Charlie Stein - Almost Human: New York
LOHAUS SOMINSKY announces Almost Human, the first New York solo exhibition by Berlin-based artist Charlie Stein, whose work negotiates the fragile border between embodied presence and technological illusion. Stein’s practice reflects an ongoing fascination with figures that are neither fully human nor fully artificial - entities suspended in psychological and material ambiguity.The exhibition gathers new paintings and sculptural works that
examine humanity’s long-standing desire to animate the inanimate, from mythic metal bodies to today’s algorithmic doubles. Stein approaches this lineage with a distinctly contemporary urgency. Her figures, rendered with a tactile softness that collides with digital luminosity, appear as beings in transition—charged not by narrative, but by the relational electricity between artwork and viewer.
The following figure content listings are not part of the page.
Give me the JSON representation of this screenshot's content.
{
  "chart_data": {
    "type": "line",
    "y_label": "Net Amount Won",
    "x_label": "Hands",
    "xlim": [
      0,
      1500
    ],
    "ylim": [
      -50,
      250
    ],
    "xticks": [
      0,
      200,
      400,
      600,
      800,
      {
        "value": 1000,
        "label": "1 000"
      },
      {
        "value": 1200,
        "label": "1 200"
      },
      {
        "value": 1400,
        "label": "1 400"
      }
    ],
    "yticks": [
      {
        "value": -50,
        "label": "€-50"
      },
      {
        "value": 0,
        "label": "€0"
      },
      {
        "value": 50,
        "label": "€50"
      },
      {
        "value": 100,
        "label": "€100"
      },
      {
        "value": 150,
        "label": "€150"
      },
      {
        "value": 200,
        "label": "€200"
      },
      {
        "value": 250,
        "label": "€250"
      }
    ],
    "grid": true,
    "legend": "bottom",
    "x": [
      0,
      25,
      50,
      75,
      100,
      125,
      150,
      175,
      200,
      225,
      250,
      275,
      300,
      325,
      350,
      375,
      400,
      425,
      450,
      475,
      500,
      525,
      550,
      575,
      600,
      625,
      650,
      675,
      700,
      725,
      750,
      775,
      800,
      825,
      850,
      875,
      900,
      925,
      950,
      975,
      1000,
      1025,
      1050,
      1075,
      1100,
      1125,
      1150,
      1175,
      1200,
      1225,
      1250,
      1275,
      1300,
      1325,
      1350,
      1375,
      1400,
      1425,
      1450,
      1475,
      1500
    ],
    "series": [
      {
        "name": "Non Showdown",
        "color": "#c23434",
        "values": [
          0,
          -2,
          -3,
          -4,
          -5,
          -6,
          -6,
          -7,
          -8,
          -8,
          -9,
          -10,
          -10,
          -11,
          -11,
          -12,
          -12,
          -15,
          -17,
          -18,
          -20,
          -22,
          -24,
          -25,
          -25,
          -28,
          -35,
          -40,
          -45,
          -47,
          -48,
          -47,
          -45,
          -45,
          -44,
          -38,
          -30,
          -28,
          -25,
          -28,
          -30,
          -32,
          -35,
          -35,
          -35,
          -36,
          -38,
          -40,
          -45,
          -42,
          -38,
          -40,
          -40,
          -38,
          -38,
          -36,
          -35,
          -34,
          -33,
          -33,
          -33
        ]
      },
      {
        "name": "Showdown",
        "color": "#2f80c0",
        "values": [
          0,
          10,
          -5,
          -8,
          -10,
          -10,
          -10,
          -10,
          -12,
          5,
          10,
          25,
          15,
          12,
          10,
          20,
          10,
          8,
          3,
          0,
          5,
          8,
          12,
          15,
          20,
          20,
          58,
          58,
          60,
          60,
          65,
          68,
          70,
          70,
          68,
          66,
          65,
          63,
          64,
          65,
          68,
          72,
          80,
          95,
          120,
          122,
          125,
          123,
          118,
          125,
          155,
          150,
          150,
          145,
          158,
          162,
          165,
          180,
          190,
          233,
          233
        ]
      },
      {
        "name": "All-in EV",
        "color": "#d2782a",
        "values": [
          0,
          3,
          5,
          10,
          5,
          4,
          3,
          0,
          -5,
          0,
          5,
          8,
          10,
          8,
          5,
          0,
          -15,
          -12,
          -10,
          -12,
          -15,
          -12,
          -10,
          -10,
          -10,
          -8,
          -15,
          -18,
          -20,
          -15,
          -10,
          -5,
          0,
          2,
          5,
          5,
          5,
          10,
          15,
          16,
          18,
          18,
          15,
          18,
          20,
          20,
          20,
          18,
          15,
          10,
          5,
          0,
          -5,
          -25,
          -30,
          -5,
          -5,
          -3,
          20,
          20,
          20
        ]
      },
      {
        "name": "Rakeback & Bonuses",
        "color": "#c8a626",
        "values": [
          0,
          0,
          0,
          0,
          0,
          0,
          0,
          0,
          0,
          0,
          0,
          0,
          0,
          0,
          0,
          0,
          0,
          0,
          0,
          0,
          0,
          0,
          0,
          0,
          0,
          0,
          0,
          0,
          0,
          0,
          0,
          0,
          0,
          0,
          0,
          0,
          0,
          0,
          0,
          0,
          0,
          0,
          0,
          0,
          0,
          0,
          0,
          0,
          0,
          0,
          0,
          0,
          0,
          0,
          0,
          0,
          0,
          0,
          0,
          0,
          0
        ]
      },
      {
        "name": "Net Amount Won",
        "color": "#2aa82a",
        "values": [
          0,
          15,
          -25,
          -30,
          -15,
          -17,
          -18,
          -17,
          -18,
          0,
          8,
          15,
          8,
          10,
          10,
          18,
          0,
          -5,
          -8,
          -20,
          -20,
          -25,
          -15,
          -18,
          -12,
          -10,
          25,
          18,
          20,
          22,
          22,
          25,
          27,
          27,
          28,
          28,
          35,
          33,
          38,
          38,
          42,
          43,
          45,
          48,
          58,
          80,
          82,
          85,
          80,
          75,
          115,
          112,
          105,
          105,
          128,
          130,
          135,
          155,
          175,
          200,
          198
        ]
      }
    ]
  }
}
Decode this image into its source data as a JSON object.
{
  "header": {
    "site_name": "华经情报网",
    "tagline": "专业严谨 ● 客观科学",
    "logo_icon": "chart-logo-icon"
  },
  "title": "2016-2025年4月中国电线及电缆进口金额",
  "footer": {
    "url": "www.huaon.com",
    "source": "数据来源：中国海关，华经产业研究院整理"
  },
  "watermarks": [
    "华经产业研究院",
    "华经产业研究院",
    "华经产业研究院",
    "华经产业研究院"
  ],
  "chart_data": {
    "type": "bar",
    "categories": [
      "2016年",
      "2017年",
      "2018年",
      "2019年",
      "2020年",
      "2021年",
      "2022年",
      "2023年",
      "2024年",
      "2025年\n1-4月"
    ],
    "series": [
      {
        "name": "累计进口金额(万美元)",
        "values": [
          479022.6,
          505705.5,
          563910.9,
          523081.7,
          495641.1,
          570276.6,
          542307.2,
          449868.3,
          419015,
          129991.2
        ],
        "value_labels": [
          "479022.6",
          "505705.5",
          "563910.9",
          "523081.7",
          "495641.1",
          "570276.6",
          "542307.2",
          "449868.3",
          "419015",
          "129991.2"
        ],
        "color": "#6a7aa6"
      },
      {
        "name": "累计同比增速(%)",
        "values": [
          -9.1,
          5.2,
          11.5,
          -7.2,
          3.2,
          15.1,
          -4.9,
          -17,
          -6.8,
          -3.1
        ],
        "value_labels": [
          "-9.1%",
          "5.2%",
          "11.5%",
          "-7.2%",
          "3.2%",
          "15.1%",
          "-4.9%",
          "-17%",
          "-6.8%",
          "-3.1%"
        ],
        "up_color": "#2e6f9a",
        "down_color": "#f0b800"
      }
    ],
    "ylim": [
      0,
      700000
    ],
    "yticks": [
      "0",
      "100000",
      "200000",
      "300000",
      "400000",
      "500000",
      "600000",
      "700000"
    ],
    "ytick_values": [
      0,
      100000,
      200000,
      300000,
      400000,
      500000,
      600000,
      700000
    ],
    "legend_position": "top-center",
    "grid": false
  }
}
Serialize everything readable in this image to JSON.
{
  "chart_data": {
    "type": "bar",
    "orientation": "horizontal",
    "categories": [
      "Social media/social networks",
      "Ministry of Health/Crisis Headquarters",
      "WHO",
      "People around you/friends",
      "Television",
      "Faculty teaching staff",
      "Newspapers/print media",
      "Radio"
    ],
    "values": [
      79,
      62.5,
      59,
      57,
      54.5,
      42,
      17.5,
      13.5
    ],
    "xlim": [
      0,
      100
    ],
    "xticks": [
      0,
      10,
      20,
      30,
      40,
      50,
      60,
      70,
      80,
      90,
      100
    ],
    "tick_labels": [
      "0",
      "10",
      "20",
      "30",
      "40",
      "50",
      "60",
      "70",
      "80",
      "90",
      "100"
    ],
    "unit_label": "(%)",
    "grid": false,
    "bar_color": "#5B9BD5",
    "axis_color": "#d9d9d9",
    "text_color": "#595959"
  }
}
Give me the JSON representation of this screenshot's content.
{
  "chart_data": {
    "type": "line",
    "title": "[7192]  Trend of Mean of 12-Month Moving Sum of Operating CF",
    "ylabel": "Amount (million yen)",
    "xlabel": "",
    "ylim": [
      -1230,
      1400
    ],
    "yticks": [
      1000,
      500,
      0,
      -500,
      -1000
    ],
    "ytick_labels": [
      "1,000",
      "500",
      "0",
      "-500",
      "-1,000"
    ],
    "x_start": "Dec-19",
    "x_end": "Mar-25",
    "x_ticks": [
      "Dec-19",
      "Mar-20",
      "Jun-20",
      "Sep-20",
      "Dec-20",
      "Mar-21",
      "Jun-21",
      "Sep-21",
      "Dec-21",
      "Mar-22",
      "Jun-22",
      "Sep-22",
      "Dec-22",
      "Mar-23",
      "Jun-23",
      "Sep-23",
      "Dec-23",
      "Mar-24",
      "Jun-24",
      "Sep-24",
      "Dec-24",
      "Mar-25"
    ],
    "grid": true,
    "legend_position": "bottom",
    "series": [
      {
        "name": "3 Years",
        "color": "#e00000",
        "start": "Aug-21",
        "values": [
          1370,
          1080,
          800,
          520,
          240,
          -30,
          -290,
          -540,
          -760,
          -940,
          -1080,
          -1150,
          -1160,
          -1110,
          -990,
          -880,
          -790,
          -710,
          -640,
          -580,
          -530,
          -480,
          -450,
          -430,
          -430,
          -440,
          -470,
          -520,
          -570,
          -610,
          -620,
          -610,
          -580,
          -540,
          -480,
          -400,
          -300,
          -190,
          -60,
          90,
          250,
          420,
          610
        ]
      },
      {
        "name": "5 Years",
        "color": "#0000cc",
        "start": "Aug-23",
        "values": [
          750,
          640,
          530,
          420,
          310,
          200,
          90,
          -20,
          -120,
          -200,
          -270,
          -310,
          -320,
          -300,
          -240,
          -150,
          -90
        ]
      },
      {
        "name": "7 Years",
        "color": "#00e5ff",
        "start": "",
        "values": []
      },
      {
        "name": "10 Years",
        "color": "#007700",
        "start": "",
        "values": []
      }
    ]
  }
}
Charlie Stein is a multidisciplinary artist, writer, and cultural theorist. Her practice operates at the intersection of contemporary art, technology, and critical theory. She engages with themes such as embodiment, intimacy, digital surrealism, and digital aesthetics, working across painting, installation, text, and AI-supported collaborations. With a background in sociology and fine arts, Stein explores transitions between physical and virtual space, between craft and machine, and between the individual and systemic structures. Stein has participated in both international and national exhibitions, including Manifesta 11, Kunsthalle CCA Andratx, and the Sculpture Triennial in Bingen, as well as exhibitions in museums across Europe and Asia. Her work has also been included in the ISCP x Almine Rech benefit auction. She is a Fellow of the ISCP program in New York and has held teaching appointments and guest professorships at institutions such as CalArts (Paul Brach Visiting Scholar), Pratt Institute, the Berlin University of the Arts
(UdK), and in Hamburg, where she temporarily led Jorinde Voigt’s class at HfBK. Charlie Stein lives and works in Berlin.